In case of the additive error models, the point forecasts correspond to the expectations only when the expectation of the error term is zero, i.e. $$\text{E}(\epsilon_t)=0$$, while in case of the multiplicative one the condition is changed to $$\text{E}(1+\epsilon_t)=1$$.

Remark. Not all the point forecasts of ETS models correspond to conditional expectations. This issue applies to the models with multiplicative trend and / or multiplicative seasonality.
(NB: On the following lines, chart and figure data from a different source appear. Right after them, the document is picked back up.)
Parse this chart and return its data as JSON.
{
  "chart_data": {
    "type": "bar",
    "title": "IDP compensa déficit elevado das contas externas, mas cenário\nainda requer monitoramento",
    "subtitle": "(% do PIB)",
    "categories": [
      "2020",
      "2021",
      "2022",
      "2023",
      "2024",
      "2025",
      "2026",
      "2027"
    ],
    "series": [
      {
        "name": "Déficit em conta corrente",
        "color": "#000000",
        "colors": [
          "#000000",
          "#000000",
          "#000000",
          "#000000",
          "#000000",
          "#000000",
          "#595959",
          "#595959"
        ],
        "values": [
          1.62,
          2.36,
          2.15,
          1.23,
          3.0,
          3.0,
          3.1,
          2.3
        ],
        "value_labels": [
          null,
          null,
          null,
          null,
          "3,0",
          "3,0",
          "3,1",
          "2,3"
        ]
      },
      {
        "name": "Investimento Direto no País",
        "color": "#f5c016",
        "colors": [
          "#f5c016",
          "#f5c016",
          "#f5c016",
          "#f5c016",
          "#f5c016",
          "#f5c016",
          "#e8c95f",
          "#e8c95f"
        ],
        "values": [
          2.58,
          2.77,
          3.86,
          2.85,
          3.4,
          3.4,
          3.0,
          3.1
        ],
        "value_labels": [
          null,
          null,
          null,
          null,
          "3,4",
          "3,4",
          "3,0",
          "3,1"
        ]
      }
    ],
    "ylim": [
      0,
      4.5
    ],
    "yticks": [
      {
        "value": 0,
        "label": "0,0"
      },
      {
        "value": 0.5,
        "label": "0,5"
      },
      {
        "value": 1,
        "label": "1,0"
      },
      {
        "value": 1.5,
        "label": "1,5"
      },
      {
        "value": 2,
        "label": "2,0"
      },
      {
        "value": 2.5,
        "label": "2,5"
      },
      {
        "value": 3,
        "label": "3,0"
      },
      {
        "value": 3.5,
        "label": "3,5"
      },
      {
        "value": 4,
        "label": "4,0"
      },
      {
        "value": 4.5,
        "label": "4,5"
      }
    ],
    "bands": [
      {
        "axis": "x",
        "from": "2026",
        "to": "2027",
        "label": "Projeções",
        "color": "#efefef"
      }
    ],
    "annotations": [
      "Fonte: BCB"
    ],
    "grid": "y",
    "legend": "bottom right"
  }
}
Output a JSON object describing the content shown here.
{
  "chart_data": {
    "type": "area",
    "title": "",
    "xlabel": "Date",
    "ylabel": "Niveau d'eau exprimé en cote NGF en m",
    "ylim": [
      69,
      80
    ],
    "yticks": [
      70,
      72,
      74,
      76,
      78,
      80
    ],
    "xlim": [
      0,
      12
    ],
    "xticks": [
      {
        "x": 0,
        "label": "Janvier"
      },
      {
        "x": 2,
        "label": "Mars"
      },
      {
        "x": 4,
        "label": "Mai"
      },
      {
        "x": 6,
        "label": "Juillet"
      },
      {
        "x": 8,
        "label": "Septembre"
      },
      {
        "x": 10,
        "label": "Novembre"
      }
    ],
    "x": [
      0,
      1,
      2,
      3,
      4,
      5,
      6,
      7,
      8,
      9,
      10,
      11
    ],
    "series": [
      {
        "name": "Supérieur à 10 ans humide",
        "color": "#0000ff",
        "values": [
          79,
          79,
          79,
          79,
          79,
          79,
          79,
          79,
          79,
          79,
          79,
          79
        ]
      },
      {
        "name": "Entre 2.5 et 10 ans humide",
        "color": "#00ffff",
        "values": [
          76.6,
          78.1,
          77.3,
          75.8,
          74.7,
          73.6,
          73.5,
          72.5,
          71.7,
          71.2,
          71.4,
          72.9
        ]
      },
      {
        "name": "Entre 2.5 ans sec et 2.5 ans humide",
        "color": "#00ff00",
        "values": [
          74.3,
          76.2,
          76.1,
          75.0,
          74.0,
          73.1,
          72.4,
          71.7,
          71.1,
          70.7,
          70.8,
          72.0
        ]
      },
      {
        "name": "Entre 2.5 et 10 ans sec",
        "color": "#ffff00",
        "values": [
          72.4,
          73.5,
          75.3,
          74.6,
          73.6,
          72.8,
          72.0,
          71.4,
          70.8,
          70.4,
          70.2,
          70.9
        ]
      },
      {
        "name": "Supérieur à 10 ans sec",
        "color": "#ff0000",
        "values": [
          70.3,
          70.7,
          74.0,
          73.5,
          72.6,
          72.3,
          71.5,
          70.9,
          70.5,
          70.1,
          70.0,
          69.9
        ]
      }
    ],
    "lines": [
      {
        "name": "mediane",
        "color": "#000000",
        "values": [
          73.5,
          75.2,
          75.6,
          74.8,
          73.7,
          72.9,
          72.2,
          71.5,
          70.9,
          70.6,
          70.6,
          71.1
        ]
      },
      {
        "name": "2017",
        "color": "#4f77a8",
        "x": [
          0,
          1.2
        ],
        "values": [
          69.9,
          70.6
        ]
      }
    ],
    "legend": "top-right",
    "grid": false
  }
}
This is because ETS model assumes that different states are correlated (they have the same source of error) and as a result multiple steps ahead values (when h>1) of states introduce products of error terms. So, the conditional expectations in these cases might not have analytical forms (“n.c.f.” in Table 3.3 stands for “no closed form”), and when working with these models, simulations might be required. This does not apply to the one step ahead forecasts, for which all the classical formulae work.

Table 3.3: Point forecasts and expectations of ETS models. n.c.f. stands for “No Closed Form.”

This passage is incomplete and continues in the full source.